Lazio, na casa dos 40, Roménia

“Só conduzo para alemães e holandeses. Para as empresas romenas, o camião está em primeiro lugar, antes do homem ao volante. É por isso que, para mim, esta vida está bem assim como está. Bastante bem, até. Não percebo porque é que os outros se queixam tanto. Pela primeira vez na vida posso pensar na reforma. Agora tenho dinheiro para ir ao médico quando estou doente. É uma boa sensação”.
Jan, 65, Holanda

“Era suposto ter-me reformado em Março, mas vou continuar a conduzir até Outubro, porque nesse mês fará 25 anos que trabalho para a mesma empresa e vão fazer-me uma grande festa. Há 40 anos que estou atrás do volante. Muitas coisas mudaram desde que comecei – mais trânsito, mais stress, menos tempo. Mais condutores da Europa de Leste. Eles gastam imenso dinheiro para tirarem as cartas na Roménia, na Polónia, ou na Rússia, chegam aqui e dizem: “Escolham-me, conduzo por qualquer preço, não interessa onde seja, nem por quanto tempo”. Não me entendas mal, eu não os culpo. De forma alguma. Quem tem culpa são os empregadores que os contratam for metade, ou um quarto do nosso salário. Está errado. Está muito, muito errado”.
Ronaldo, 54, Portugal

“Schnitzel com batatas fritas, uma chávena de café e um duche em condições. Aqui na Suíça isto era capaz de custar uns 36 euros. Na Alemanha custava metade, mas para a minha carteira, nem que fossem 10 euros. Não dá. Trago a minha própria comida. Carne, ovos, umas verduras que conservo em frascos de vidro. O meu irmão é agricultor, portanto, tenho essa parte garantida. o resto arranja-se por aí”.
Toni, 46, Macedónia

”
“Tenho a minha própria empresa. Somos quatro motoristas. Vai-se aguentando, mas é duro. Um transportador só consegue poupar em duas coisas – combustível e condutor.

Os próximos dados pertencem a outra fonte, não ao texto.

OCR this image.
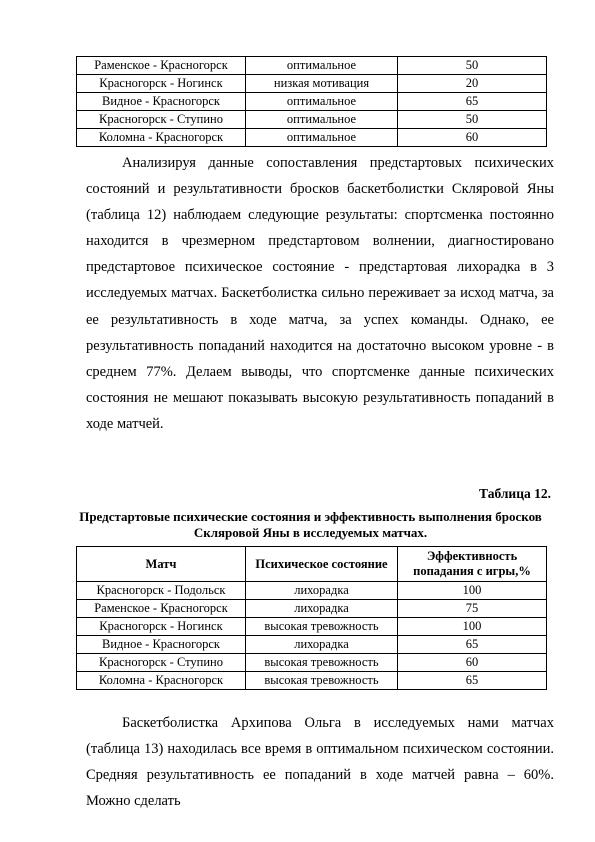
Раменское - Красногорск	оптимальное	50
Красногорск - Ногинск	низкая мотивация	20
Видное - Красногорск	оптимальное	65
Красногорск - Ступино	оптимальное	50
Коломна - Красногорск	оптимальное	60

Анализируя данные сопоставления предстартовых психических состояний и результативности бросков баскетболистки Скляровой Яны (таблица 12) наблюдаем следующие результаты: спортсменка постоянно находится в чрезмерном предстартовом волнении, диагностировано предстартовое психическое состояние - предстартовая лихорадка в 3 исследуемых матчах. Баскетболистка сильно переживает за исход матча, за ее результативность в ходе матча, за успех команды. Однако, ее результативность попаданий находится на достаточно высоком уровне - в среднем 77%. Делаем выводы, что спортсменке данные психических состояния не мешают показывать высокую результативность попаданий в ходе матчей.

Таблица 12.
Предстартовые психические состояния и эффективность выполнения бросков Скляровой Яны в исследуемых матчах.
Матч	Психическое состояние	Эффективность попадания с игры,%
Красногорск - Подольск	лихорадка	100
Раменское - Красногорск	лихорадка	75
Красногорск - Ногинск	высокая тревожность	100
Видное - Красногорск	лихорадка	65
Красногорск - Ступино	высокая тревожность	60
Коломна - Красногорск	высокая тревожность	65

Баскетболистка Архипова Ольга в исследуемых нами матчах (таблица 13) находилась все время в оптимальном психическом состоянии. Средняя результативность ее попаданий в ходе матчей равна – 60%. Можно сделать
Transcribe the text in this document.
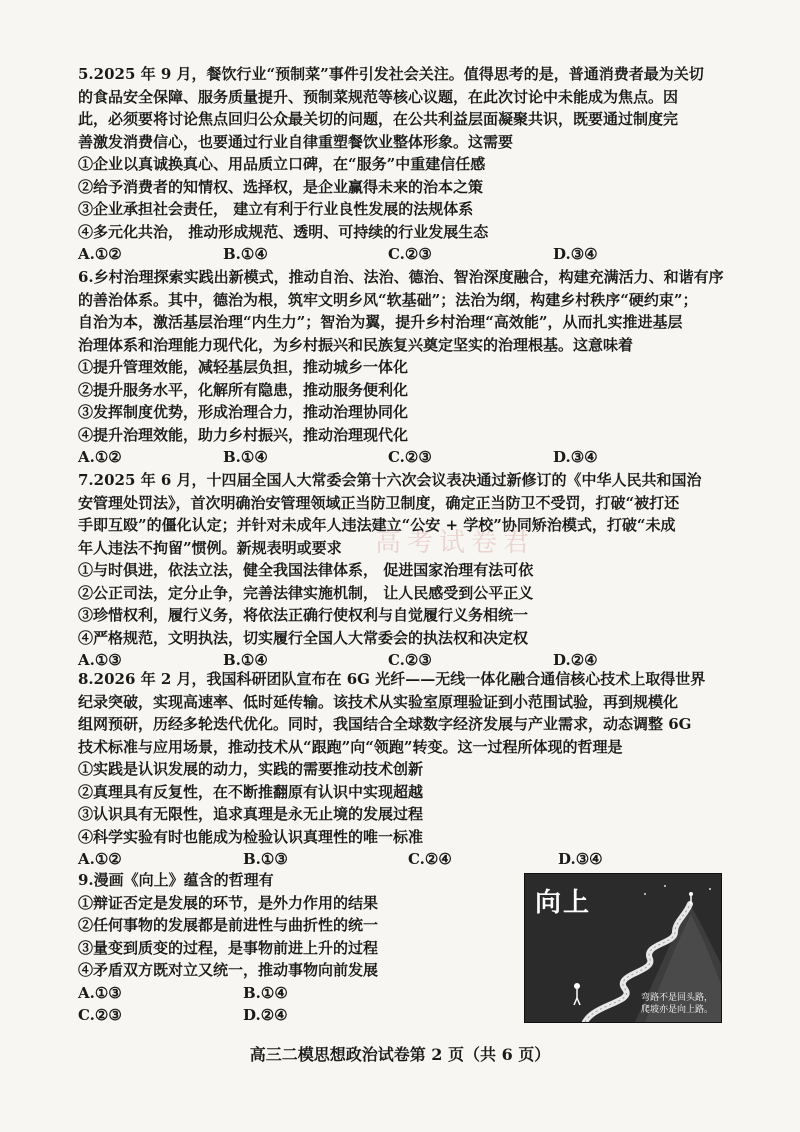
高考试卷君

5.2025 年 9 月，餐饮行业“预制菜”事件引发社会关注。值得思考的是，普通消费者最为关切

的食品安全保障、服务质量提升、预制菜规范等核心议题，在此次讨论中未能成为焦点。因

此，必须要将讨论焦点回归公众最关切的问题，在公共利益层面凝聚共识，既要通过制度完

善激发消费信心，也要通过行业自律重塑餐饮业整体形象。这需要

①企业以真诚换真心、用品质立口碑，在“服务”中重建信任感

②给予消费者的知情权、选择权，是企业赢得未来的治本之策

③企业承担社会责任， 建立有利于行业良性发展的法规体系

④多元化共治， 推动形成规范、透明、可持续的行业发展生态

A.①②	B.①④	C.②③	D.③④

6.乡村治理探索实践出新模式，推动自治、法治、德治、智治深度融合，构建充满活力、和谐有序

的善治体系。其中，德治为根，筑牢文明乡风“软基础”；法治为纲，构建乡村秩序“硬约束”；

自治为本，激活基层治理“内生力”；智治为翼，提升乡村治理“高效能”，从而扎实推进基层

治理体系和治理能力现代化，为乡村振兴和民族复兴奠定坚实的治理根基。这意味着

①提升管理效能，减轻基层负担，推动城乡一体化

②提升服务水平，化解所有隐患，推动服务便利化

③发挥制度优势，形成治理合力，推动治理协同化

④提升治理效能，助力乡村振兴，推动治理现代化

A.①②	B.①④	C.②③	D.③④

7.2025 年 6 月，十四届全国人大常委会第十六次会议表决通过新修订的《中华人民共和国治

安管理处罚法》，首次明确治安管理领域正当防卫制度，确定正当防卫不受罚，打破“被打还

手即互殴”的僵化认定；并针对未成年人违法建立“公安 + 学校”协同矫治模式，打破“未成

年人违法不拘留”惯例。新规表明或要求

①与时俱进，依法立法，健全我国法律体系， 促进国家治理有法可依

②公正司法，定分止争，完善法律实施机制， 让人民感受到公平正义

③珍惜权利，履行义务，将依法正确行使权利与自觉履行义务相统一

④严格规范，文明执法，切实履行全国人大常委会的执法权和决定权

A.①③	B.①④	C.②③	D.②④

8.2026 年 2 月，我国科研团队宣布在 6G 光纤——无线一体化融合通信核心技术上取得世界

纪录突破，实现高速率、低时延传输。该技术从实验室原理验证到小范围试验，再到规模化

组网预研，历经多轮迭代优化。同时，我国结合全球数字经济发展与产业需求，动态调整 6G

技术标准与应用场景，推动技术从“跟跑”向“领跑”转变。这一过程所体现的哲理是

①实践是认识发展的动力，实践的需要推动技术创新

②真理具有反复性，在不断推翻原有认识中实现超越

③认识具有无限性，追求真理是永无止境的发展过程

④科学实验有时也能成为检验认识真理性的唯一标准

A.①②	B.①③	C.②④	D.③④

9.漫画《向上》蕴含的哲理有

①辩证否定是发展的环节，是外力作用的结果

②任何事物的发展都是前进性与曲折性的统一

③量变到质变的过程，是事物前进上升的过程

④矛盾双方既对立又统一，推动事物向前发展

A.①③	B.①④
C.②③	D.②④
向上
弯路不是回头路，
爬坡亦是向上路。
高三二模思想政治试卷第 2 页（共 6 页）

Quem for o mais eficiente a nível de custos é quem fica com os contratos. E isso não vai mudar nos próximos anos”.
Que diferença faria se eu te dissesse que estou preocupado com o negócio? Os meus condutores são de confiança, sou o meu próprio patrão, tenho família, as crianças são saudáveis. Tenho aqui fotografias, espera lá que já te mostro”.
Ürsu, 61, Suíça

“Comecei a conduzir a 3 de Setembro de 1978. Já lá vão quase 40 anos. O negócio é mais duro agora, mas isso é igual em todo o lado. O que me perturba mais é a falta de respeito hoje em dia. Antigamente os camionistas eram respeitados na estrada, sentias orgulho em conduzir um camião. Fiz imensos amigos e todos olhávamos uns pelos outros.
Agora as pessoas só se preocupam com elas próprias. E não admira, já que muitos deles conduzem por ordenados de miséria. Trabalham para transportadores que tentam espremer tudo o que podem dos seus condutores. O mais importante para eles é não terem muitos custos. É escravatura moderna, basicamente. São coisas destas que por vezes me passam pela cabeça nas viagens mais longas”.